Wenn sich gewählte Vertreter öffentlich für einen politischen Gefangenen einsetzen, wird mehr Aufmerksamkeit auf ein Schicksal gelenkt. Ihre Fürsprache wird von den Medien aufgegriffen und dient so deren Schutz. Mehrere Mitglieder des Deutschen Bundestages, darunter Norbert Röttgen (CDU) und Janine Wissler (Linke), haben Patenschaften für einige der zum Tode verurteilten festgenommenen Demonstranten übernommen. Auch Oberbürgermeister Frank-Tilo Becher erklärte sich zu einer Patenschaft bereit. Becher am Mikrofon: »Wir rufen euch zu: Ja, wir sehen Euch und bleiben wachsam. Wir hoffen, dass die Proteste wirksam sind.« Er wünsche sich, dass »die Peiniger des iranischen Volkes zur Rechenschaft gezogen werden.« Becher: »Die Sittenpolizei ist ein Problem. Doch das Hauptproblem ist das Regime.« Die Leute im Iran müssten ihr Leben so führen dürfen, wie sie das möchten. Die Patenschaft für eine 22-jährige Studentin und Bloggerin übernehme er »sehr gerne«. Zudem solle sie weitläufige Verbindung zur Stadt Gießen haben, bemerkte er »nebenbei«.

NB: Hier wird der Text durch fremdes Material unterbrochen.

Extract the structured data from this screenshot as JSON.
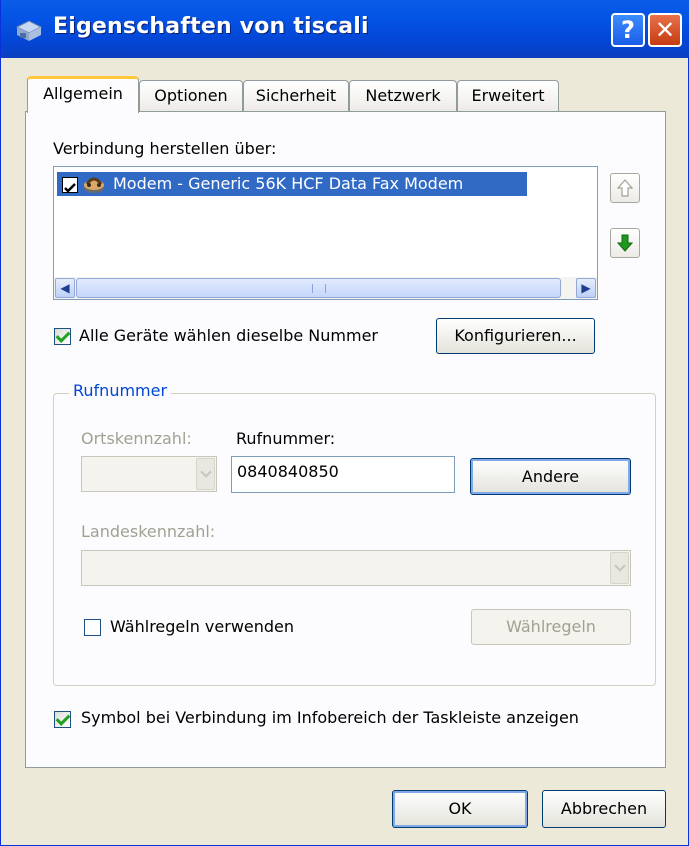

Aus Sari stammt Bita Haqqani Nasimi, die am 26. Oktober von der Sicherheitspolizei festgenommen wurde. Sie habe sich 20 Tage lang in Einzelhaft befunden, während der es keine Informationen über sie gegeben habe. Nachdem sie das Verhörverfahren durchlaufen hätte, sei sie in das Qaimshahr-Gefängnis verlegt worden. Ohne ein einziges Gerichtsverfahren drohe ihr wegen »Verbreitung der Korruption auf Erden« eventuell die Todesstrafe. Becher sagte zu, sich mit dem iranischen Botschafter in Verbindung zu setzen. »Ich werde mich im Rahmen der Möglichkeiten einsetzen.«

Gießens Iraner bitten wegen der Hinrichtungsgefahr vieler anderer politischer Häftlinge »die politisch Verantwortlichen unserer Stadt«, weitere Patenschaften zu übernehmen.